S’il porte certes sur Michel-Ange, sa vie et son œuvre, Il Pecato investit surtout la figure du pécheur dans une Italie chrétienne pour interroger la sacralité de l’art ainsi que la justesse du geste de l’artiste qui, en représentant des scènes tirées de la Bible, tend à détourner le fidèle de sa méditation pour l’engager dans une contemplation profane.
Avec ce film, Andreï Kontchalovski pose plusieurs questions, reliées entre elles par une dialectique certaine entre le sacré et le profane : le péché peut-il créer de la sacralité ? toute représentation du sacré ne dégrade-t-elle pas ce dernier en fantasme né de l’imagination d’un homme à destination des autres, sans élévation aucune ? Le personnage de Michel-Ange apparaît comme un être tourmenté, incontrôlable : il ne tient pas en place parce qu’il louvoie entre deux rives qui ne sauraient se voir franchies toutes les deux et qui se repoussent l’une l’autre. Il a conscience que l’inspiration divine qui le force à créer s’apparente à de l’orgueil, qu’il entreprend des œuvres qui atteignent moins Dieu qu’elles ne dépassent davantage la mortalité de la condition humaine, tel un affront fait à ce même Dieu.
L’art, pour Kontchalovski, réside dans la tension entre une démarche personnelle et l’allégeance à une puissance supérieure : religieuse, politique. Nul hasard, par conséquent, si le contexte historique, marqué par la rivalité entre deux grandes familles italiennes, occupe une place de choix et engage l’artiste dans une série de contrats qui jamais n’aboutissent. Le cinéaste semble se reconnaître en Michel-Ange et relier la Renaissance à la Russie contemporaine, construisant une passerelle évidente lors de sa clausule qui bascule de la reconstitution à la sculpture visible aujourd’hui dans les musées. En outre, l’intelligence du film est d’interroger la sacralité de l’art dans un contexte culturel marqué par la réforme protestante dont l’une des revendications consistait à rejeter les icônes en raison d’un potentiel de séduction en opposition à la prière.

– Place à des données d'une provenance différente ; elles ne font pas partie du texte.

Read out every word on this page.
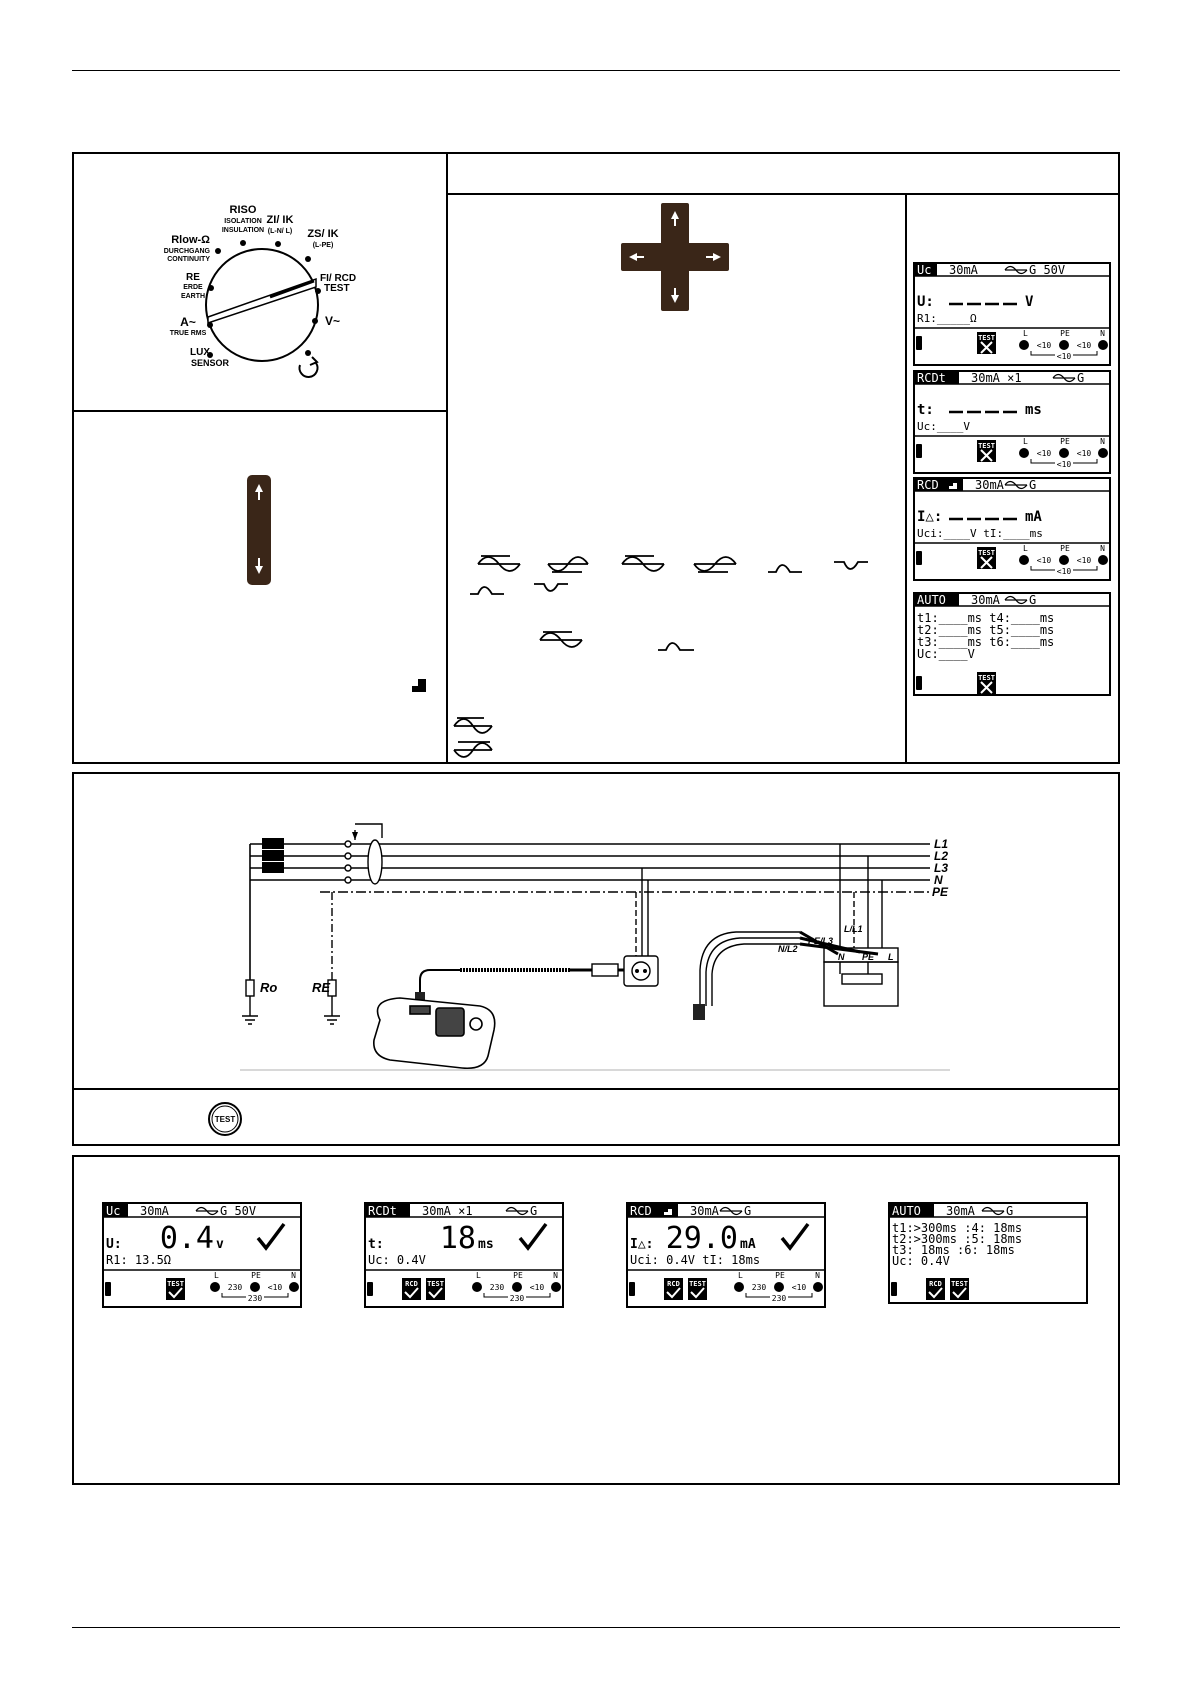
Rlow-Ω
DURCHGANG
CONTINUITY
RISO
ISOLATION
INSULATION
ZI/ IK
(L-N/ L) ZS/ IK
(L-PE)
FI/ RCD
TEST
V~
RE
ERDE
EARTH
A~
TRUE RMS
LUX
SENSOR
Uc 30mA	G 50V
U:	V
R1:_____Ω
TEST	L	PE	N
<10	<10
<10
RCDt 30mA ×1	G
t:	ms
Uc:____V
TEST	L	PE	N
<10	<10
<10
RCD	30mA G
I△:	mA
Uci:____V tI:____ms
TEST	L	PE	N
<10	<10
<10
AUTO 30mA G
t1:____ms t4:____ms
t2:____ms t5:____ms
t3:____ms t6:____ms
Uc:____V
TEST
L1
L2
L3
N
PE
Ro	RE
PE/L3
L/L1
N/L2
N PE L
TEST
Uc 30mA	G 50V
U: 0.4 v
R1: 13.5Ω
TEST
L	PE	N
230	<10
230
RCDt 30mA ×1	G
t: 18 ms
Uc: 0.4V
RCD TEST
L	PE	N
230	<10
230
RCD	30mA G
I△: 29.0 mA
Uci: 0.4V tI: 18ms
RCD TEST
L	PE	N
230	<10
230
AUTO 30mA	G
t1:>300ms :4: 18ms
t2:>300ms :5: 18ms
t3: 18ms :6: 18ms
Uc: 0.4V
RCD TEST
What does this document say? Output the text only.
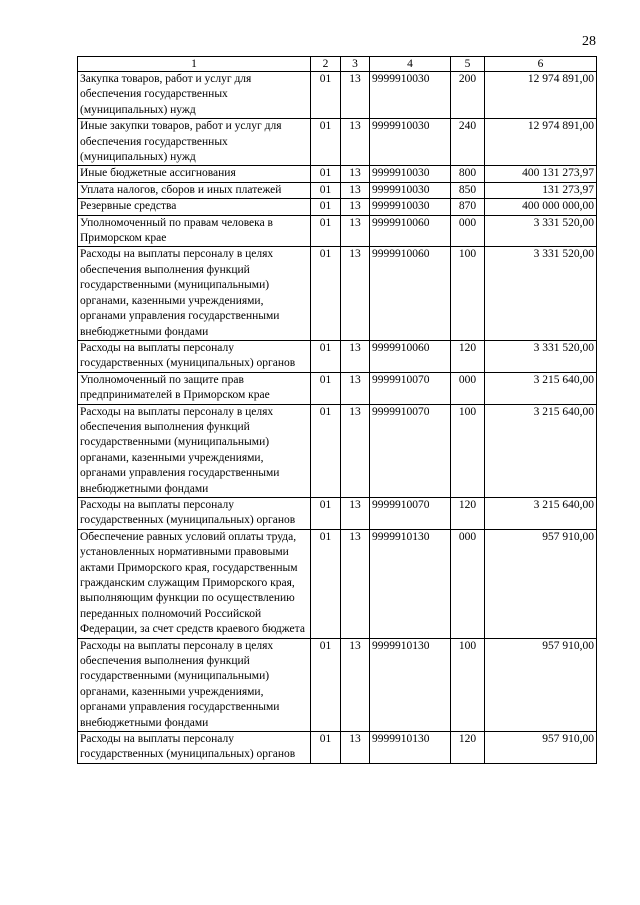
28
1	2	3	4	5	6
Закупка товаров, работ и услуг для обеспечения государственных (муниципальных) нужд	01	13	9999910030	200	12 974 891,00
Иные закупки товаров, работ и услуг для обеспечения государственных (муниципальных) нужд	01	13	9999910030	240	12 974 891,00
Иные бюджетные ассигнования	01	13	9999910030	800	400 131 273,97
Уплата налогов, сборов и иных платежей	01	13	9999910030	850	131 273,97
Резервные средства	01	13	9999910030	870	400 000 000,00
Уполномоченный по правам человека в Приморском крае	01	13	9999910060	000	3 331 520,00
Расходы на выплаты персоналу в целях обеспечения выполнения функций государственными (муниципальными) органами, казенными учреждениями, органами управления государственными внебюджетными фондами	01	13	9999910060	100	3 331 520,00
Расходы на выплаты персоналу государственных (муниципальных) органов	01	13	9999910060	120	3 331 520,00
Уполномоченный по защите прав предпринимателей в Приморском крае	01	13	9999910070	000	3 215 640,00
Расходы на выплаты персоналу в целях обеспечения выполнения функций государственными (муниципальными) органами, казенными учреждениями, органами управления государственными внебюджетными фондами	01	13	9999910070	100	3 215 640,00
Расходы на выплаты персоналу государственных (муниципальных) органов	01	13	9999910070	120	3 215 640,00
Обеспечение равных условий оплаты труда, установленных нормативными правовыми актами Приморского края, государственным гражданским служащим Приморского края, выполняющим функции по осуществлению переданных полномочий Российской Федерации, за счет средств краевого бюджета	01	13	9999910130	000	957 910,00
Расходы на выплаты персоналу в целях обеспечения выполнения функций государственными (муниципальными) органами, казенными учреждениями, органами управления государственными внебюджетными фондами	01	13	9999910130	100	957 910,00
Расходы на выплаты персоналу государственных (муниципальных) органов	01	13	9999910130	120	957 910,00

Nous saluerons enfin l’incarnation de la figure de l’artiste qui échappe en partie au parcours linéaire biographique pour devenir un corps meurtri par le temps et par son propre génie, un corps en prise avec d’autres corps, notamment ce bloc de marbre brut qu’il faut transporter et qui symbole à l’écran l’ambition démesurée de Michel-Ange tout autant que son orgueil, péché qui l’entraîne avec lui dans sa chute. Un immense long métrage, interprété à la perfection et magnifiquement photographié.